We’ll start our “grand tour” with The Vestibule, opening this week. The name may sound familiar: Originally located elsewhere in Ballard, the gallery funded itself by letting visitors “sleep with art” as an Airbnb rental, but the pandemic thwarted that model.
Now operating out of a new storefront (formerly an accounting firm), founders Kascha Semonovitch and John Snavely still plan to run The Vestibule 2.0 as a nontraditional gallery in that most artwork and major installations won’t be for sale (they are selling totes and tees to support the venture). The inaugural exhibit, Dinner with Agnes Martin is an ode to the influential painter, with work by local abstractionists Emily Gherard, Ilana Zweschi, Lakshmi Muirhead and others. (May 12-June 12, Reception Saturday, May 14, 4-6 pm.)
Slightly further south, on Northwest Market Street, a new gallery has bloomed in the old Ballard Blossom building, formerly home to a florist that relocated in 2018. Local artist and illustrator Graham Franciose set up his studio there when the building was given new life as a commercial center in 2021.
Late last year, Franciose took over the adjacent space to start Get Nice Gallery, which he calls a “funky little gallery.” Monthly show openings coincide with Ballard’s Art Walk, which is happening this Saturday. Next up at Get Nice Gallery is “Visions,” a two-person show of abstract geometric works by Jake Millett and Alex Chauhan (opening this Saturday, May 14, 5-9 p.m.; closing party May 29, noon-4 p.m.). A solo show by Stevie Shao (we told you she’d be everywhere!) is planned for June.
Last, but not least – and certainly not if you’re counting square footage— is the Ballard Pop-Up Gallery (open through May 29, Thursday-Sunday, noon-5 p.m.), which opened last week in a former consignment store that shuttered after a devastating fire destroyed multiple businesses in the area. Local artist Kyle Perry used to encounter the building, which remained vacant during the pandemic, on his way to work, his brain tingling with creative possibilities for the dilapidated building.
Now, in coordination with the owners, Perry has made his vision into a reality by transforming the 5,000-square-foot building into a sprawling art gallery with close to 100 artworks — by local artists such as Nikita Ares, Barry Johnson, Maayan Haim and Stevie Shao, and more — on view.
The gallery will open this Saturday evening for the Ballard Art Walk, featuring live music from local jazz ensemble The Matt Seltzer Trio and multi-instrumentalist Aaron C Schroeder. If you go, don’t miss Perry’s immersive, David Lynchian installation in the red-painted backroom, featuring a small, grassy hill topped with ferns, paired with the sounds of chirping crickets.

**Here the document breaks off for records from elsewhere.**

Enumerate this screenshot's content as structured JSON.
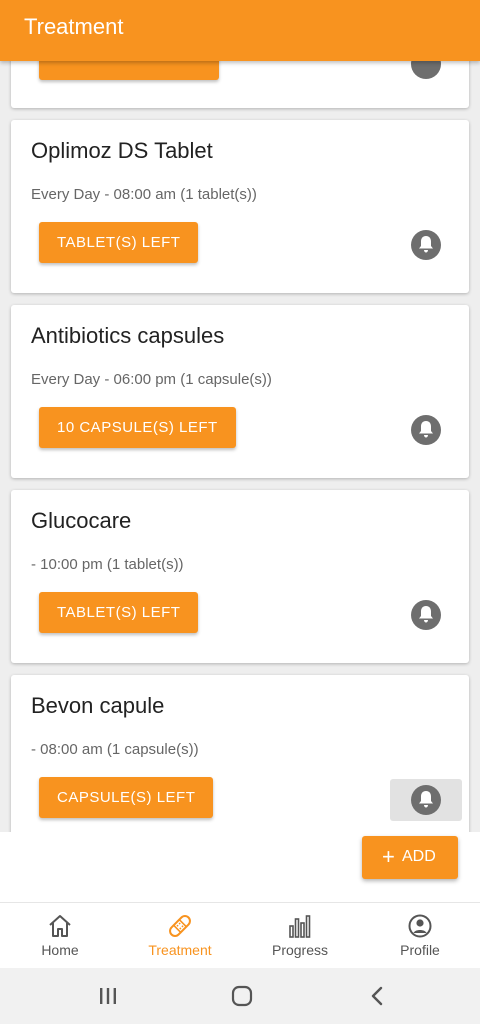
{
  "appbar": {
    "title": "Treatment"
  },
  "medications": [
    {
      "name": "Oplimoz DS Tablet",
      "schedule": "Every Day - 08:00 am (1 tablet(s))",
      "stock_label": "TABLET(S) LEFT",
      "reminder_icon": "bell-icon"
    },
    {
      "name": "Antibiotics capsules",
      "schedule": "Every Day - 06:00 pm (1 capsule(s))",
      "stock_label": "10 CAPSULE(S) LEFT",
      "reminder_icon": "bell-icon"
    },
    {
      "name": "Glucocare",
      "schedule": "- 10:00 pm (1 tablet(s))",
      "stock_label": "TABLET(S) LEFT",
      "reminder_icon": "bell-icon"
    },
    {
      "name": "Bevon capule",
      "schedule": "- 08:00 am (1 capsule(s))",
      "stock_label": "CAPSULE(S) LEFT",
      "reminder_icon": "bell-icon"
    }
  ],
  "fab": {
    "icon": "plus-icon",
    "label": "ADD"
  },
  "bottom_nav": [
    {
      "label": "Home",
      "icon": "home-icon",
      "active": false
    },
    {
      "label": "Treatment",
      "icon": "bandage-icon",
      "active": true
    },
    {
      "label": "Progress",
      "icon": "bar-chart-icon",
      "active": false
    },
    {
      "label": "Profile",
      "icon": "user-circle-icon",
      "active": false
    }
  ],
  "system_nav": [
    "recent-apps-icon",
    "home-circle-icon",
    "back-icon"
  ],
  "colors": {
    "accent": "#f8931f",
    "background": "#eeeeee",
    "icon_gray": "#6e6e6e"
  }
}
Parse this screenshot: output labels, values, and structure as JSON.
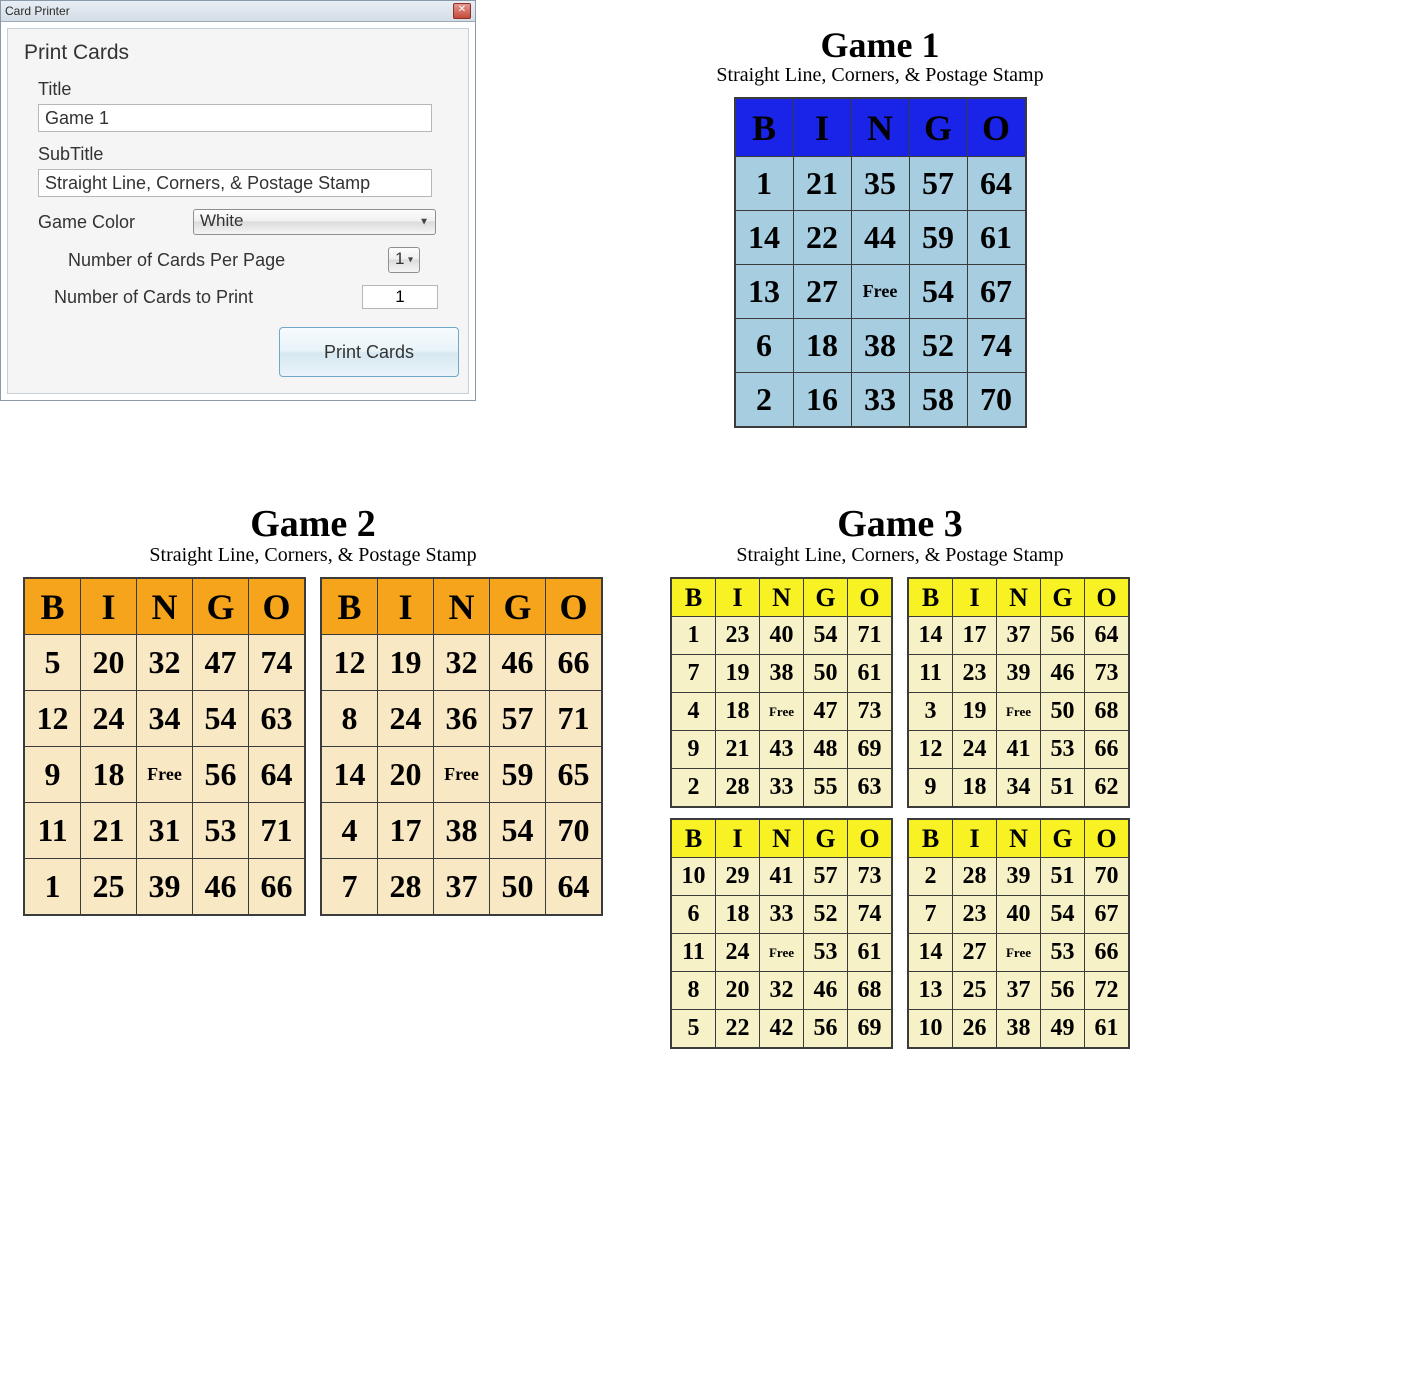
{
  "dialog": {
    "window_title": "Card Printer",
    "section": "Print Cards",
    "title_label": "Title",
    "title_value": "Game 1",
    "subtitle_label": "SubTitle",
    "subtitle_value": "Straight Line, Corners, & Postage Stamp",
    "color_label": "Game Color",
    "color_value": "White",
    "perpage_label": "Number of Cards Per Page",
    "perpage_value": "1",
    "toprint_label": "Number of Cards to Print",
    "toprint_value": "1",
    "button": "Print Cards"
  },
  "letters": [
    "B",
    "I",
    "N",
    "G",
    "O"
  ],
  "game1": {
    "title": "Game 1",
    "subtitle": "Straight Line, Corners, & Postage Stamp",
    "cards": [
      [
        [
          "1",
          "21",
          "35",
          "57",
          "64"
        ],
        [
          "14",
          "22",
          "44",
          "59",
          "61"
        ],
        [
          "13",
          "27",
          "Free",
          "54",
          "67"
        ],
        [
          "6",
          "18",
          "38",
          "52",
          "74"
        ],
        [
          "2",
          "16",
          "33",
          "58",
          "70"
        ]
      ]
    ]
  },
  "game2": {
    "title": "Game 2",
    "subtitle": "Straight Line, Corners, & Postage Stamp",
    "cards": [
      [
        [
          "5",
          "20",
          "32",
          "47",
          "74"
        ],
        [
          "12",
          "24",
          "34",
          "54",
          "63"
        ],
        [
          "9",
          "18",
          "Free",
          "56",
          "64"
        ],
        [
          "11",
          "21",
          "31",
          "53",
          "71"
        ],
        [
          "1",
          "25",
          "39",
          "46",
          "66"
        ]
      ],
      [
        [
          "12",
          "19",
          "32",
          "46",
          "66"
        ],
        [
          "8",
          "24",
          "36",
          "57",
          "71"
        ],
        [
          "14",
          "20",
          "Free",
          "59",
          "65"
        ],
        [
          "4",
          "17",
          "38",
          "54",
          "70"
        ],
        [
          "7",
          "28",
          "37",
          "50",
          "64"
        ]
      ]
    ]
  },
  "game3": {
    "title": "Game 3",
    "subtitle": "Straight Line, Corners, & Postage Stamp",
    "cards": [
      [
        [
          "1",
          "23",
          "40",
          "54",
          "71"
        ],
        [
          "7",
          "19",
          "38",
          "50",
          "61"
        ],
        [
          "4",
          "18",
          "Free",
          "47",
          "73"
        ],
        [
          "9",
          "21",
          "43",
          "48",
          "69"
        ],
        [
          "2",
          "28",
          "33",
          "55",
          "63"
        ]
      ],
      [
        [
          "14",
          "17",
          "37",
          "56",
          "64"
        ],
        [
          "11",
          "23",
          "39",
          "46",
          "73"
        ],
        [
          "3",
          "19",
          "Free",
          "50",
          "68"
        ],
        [
          "12",
          "24",
          "41",
          "53",
          "66"
        ],
        [
          "9",
          "18",
          "34",
          "51",
          "62"
        ]
      ],
      [
        [
          "10",
          "29",
          "41",
          "57",
          "73"
        ],
        [
          "6",
          "18",
          "33",
          "52",
          "74"
        ],
        [
          "11",
          "24",
          "Free",
          "53",
          "61"
        ],
        [
          "8",
          "20",
          "32",
          "46",
          "68"
        ],
        [
          "5",
          "22",
          "42",
          "56",
          "69"
        ]
      ],
      [
        [
          "2",
          "28",
          "39",
          "51",
          "70"
        ],
        [
          "7",
          "23",
          "40",
          "54",
          "67"
        ],
        [
          "14",
          "27",
          "Free",
          "53",
          "66"
        ],
        [
          "13",
          "25",
          "37",
          "56",
          "72"
        ],
        [
          "10",
          "26",
          "38",
          "49",
          "61"
        ]
      ]
    ]
  }
}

The goal is to support local artists by giving them a space to show work amid a group of peers whose works “emphasize” each other, Perry told me in an email this week. While the pop-up will be short-lived (the building will be getting new owners), Perry says, “I’m hoping when people come to the gallery, they remember what Seattle has to offer, rather than what it’s losing.”